Émile Richard, le jeune Angérien disparu avec le Titanic

Le naufrage du Titanic, dans la nuit du 14 au 15 avril 1912, demeure l'une des catastrophes maritimes les plus célèbres de l'histoire. Derrière les chiffres des victimes se cachent pourtant des destins individuels qui touchèrent jusqu'aux petites villes françaises. À Saint-Jean-d'Angély, la disparition d'Émile Richard provoqua une vive émotion. Le jeune homme appartenait à une famille de bijoutiers-horlogers bien connue de la ville, mais son avenir se dessinait dans un tout autre secteur : le commerce des eaux-de-vie.

La famille Richard occupait depuis longtemps une place importante dans la vie commerçante angérienne. Elle exploitait une horlogerie-bijouterie réputée, installée place du Pilori. Après le décès de M. Richard, le père d'Émile, la maison était dirigée par sa veuve. Quelques jours après le naufrage du Titanic, celle-ci fit d'ailleurs publier un avis dans L'Union nationale afin de rassurer sa clientèle. Malgré les épreuves qui frappaient sa famille, elle annonçait poursuivre l'exploitation du magasin, précisant que les travaux de réparation continueraient d'être assurés par un ouvrier attaché à l'établissement.

Si Émile était l'héritier de cette famille de commerçants, son activité professionnelle l'avait conduit dans une autre direction. Il travaillait pour la maison Philippe Richard et Cie, entreprise spécialisée dans le commerce des eaux-de-vie. Cette société entretenait des relations commerciales suivies avec le Canada, où les cognacs et spiritueux saintongeais trouvaient d'importants débouchés.

Le jeune homme participait directement au développement de cette activité. Son voyage transatlantique n'avait rien d'un déplacement d'agrément. Il se rendait à Montréal afin de rejoindre le comptoir commercial dirigé par son oncle. Sa mission consistait à contribuer au développement de ce négoce entre la Saintonge et le Canada, illustrant l'importance des réseaux commerciaux que les maisons angériennes avaient su tisser outre-Atlantique au début du XXᵉ siècle.

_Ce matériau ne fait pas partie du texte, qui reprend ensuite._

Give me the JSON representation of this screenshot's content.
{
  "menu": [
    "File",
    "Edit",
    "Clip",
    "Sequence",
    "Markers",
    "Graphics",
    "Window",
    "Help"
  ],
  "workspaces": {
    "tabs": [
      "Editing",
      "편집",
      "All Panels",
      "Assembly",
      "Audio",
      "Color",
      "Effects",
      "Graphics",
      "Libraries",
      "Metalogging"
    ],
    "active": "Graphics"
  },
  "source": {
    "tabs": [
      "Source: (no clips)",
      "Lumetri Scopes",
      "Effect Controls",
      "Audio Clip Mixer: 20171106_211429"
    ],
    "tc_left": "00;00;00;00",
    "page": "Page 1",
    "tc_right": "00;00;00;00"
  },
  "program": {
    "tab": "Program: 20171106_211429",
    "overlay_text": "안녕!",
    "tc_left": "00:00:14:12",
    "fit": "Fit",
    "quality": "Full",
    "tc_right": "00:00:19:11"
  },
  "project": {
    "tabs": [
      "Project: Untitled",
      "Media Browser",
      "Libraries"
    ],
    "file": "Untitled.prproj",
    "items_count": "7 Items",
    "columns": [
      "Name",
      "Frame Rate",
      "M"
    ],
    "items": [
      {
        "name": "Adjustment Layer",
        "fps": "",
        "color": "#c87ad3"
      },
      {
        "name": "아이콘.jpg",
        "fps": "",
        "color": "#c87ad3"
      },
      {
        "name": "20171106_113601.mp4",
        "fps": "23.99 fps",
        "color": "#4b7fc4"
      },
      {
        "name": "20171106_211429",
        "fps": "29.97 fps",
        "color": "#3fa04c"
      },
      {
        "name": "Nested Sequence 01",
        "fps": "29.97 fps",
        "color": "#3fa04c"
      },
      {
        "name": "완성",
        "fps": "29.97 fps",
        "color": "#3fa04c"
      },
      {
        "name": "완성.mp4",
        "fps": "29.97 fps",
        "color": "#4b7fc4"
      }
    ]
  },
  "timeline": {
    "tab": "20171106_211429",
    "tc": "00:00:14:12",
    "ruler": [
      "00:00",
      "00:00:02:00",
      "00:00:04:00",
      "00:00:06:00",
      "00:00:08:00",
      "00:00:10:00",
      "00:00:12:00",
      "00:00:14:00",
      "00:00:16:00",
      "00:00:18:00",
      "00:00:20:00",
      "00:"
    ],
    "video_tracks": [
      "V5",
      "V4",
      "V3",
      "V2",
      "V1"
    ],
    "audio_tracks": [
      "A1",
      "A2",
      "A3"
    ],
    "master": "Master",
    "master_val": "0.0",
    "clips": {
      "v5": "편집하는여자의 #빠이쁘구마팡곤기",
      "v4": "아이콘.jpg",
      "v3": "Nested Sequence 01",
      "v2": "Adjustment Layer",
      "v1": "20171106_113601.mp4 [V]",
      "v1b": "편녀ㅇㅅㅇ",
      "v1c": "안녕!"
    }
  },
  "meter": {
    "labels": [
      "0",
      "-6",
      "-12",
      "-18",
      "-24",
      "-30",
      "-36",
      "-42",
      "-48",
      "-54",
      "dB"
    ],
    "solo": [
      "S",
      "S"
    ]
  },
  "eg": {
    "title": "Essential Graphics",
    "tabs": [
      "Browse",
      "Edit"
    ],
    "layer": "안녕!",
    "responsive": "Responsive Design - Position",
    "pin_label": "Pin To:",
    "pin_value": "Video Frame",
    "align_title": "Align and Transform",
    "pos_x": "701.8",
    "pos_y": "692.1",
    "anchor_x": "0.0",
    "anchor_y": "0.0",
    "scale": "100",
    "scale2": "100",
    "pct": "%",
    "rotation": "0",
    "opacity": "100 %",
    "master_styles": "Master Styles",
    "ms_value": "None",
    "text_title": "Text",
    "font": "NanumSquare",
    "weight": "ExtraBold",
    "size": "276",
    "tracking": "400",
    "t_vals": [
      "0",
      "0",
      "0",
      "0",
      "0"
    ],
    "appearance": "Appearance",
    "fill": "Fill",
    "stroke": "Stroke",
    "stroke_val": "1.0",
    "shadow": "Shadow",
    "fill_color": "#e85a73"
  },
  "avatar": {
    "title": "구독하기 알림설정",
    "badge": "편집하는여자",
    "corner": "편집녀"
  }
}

Le Titanic devait lui permettre de traverser l'Atlantique dans les meilleures conditions. Le plus grand paquebot du monde effectuait son voyage inaugural lorsqu'il heurta un iceberg dans la nuit du 14 au 15 avril 1912. Plus de 1 500 personnes périrent dans la catastrophe.

Comme partout en France, les nouvelles arrivèrent lentement à Saint-Jean-d'Angély. Les familles suivirent avec angoisse la publication des listes de survivants débarqués à New York par le Carpathia. Le 20 avril, L'Union nationale constata qu'Émile Richard ne figurait pas parmi les rescapés connus. Malgré cette absence, un espoir subsista encore plusieurs jours, les informations demeurant incomplètes et parfois contradictoires.

Le 25 avril 1912, la presse locale dut cependant se rendre à l'évidence. Aucune nouvelle n'étant venue infirmer les premières informations, le décès du jeune Angérien fut considéré comme certain. La ville venait de perdre l'un de ses enfants dans une catastrophe qui bouleversait le monde entier.

La disparition d'Émile Richard rappelle combien les échanges entre la Saintonge et le Canada étaient déjà étroits au début du XXᵉ siècle. Les maisons de négoce locales ne se contentaient pas d'expédier leurs produits : elles installaient des représentants outre-Atlantique afin d'y développer leurs marchés.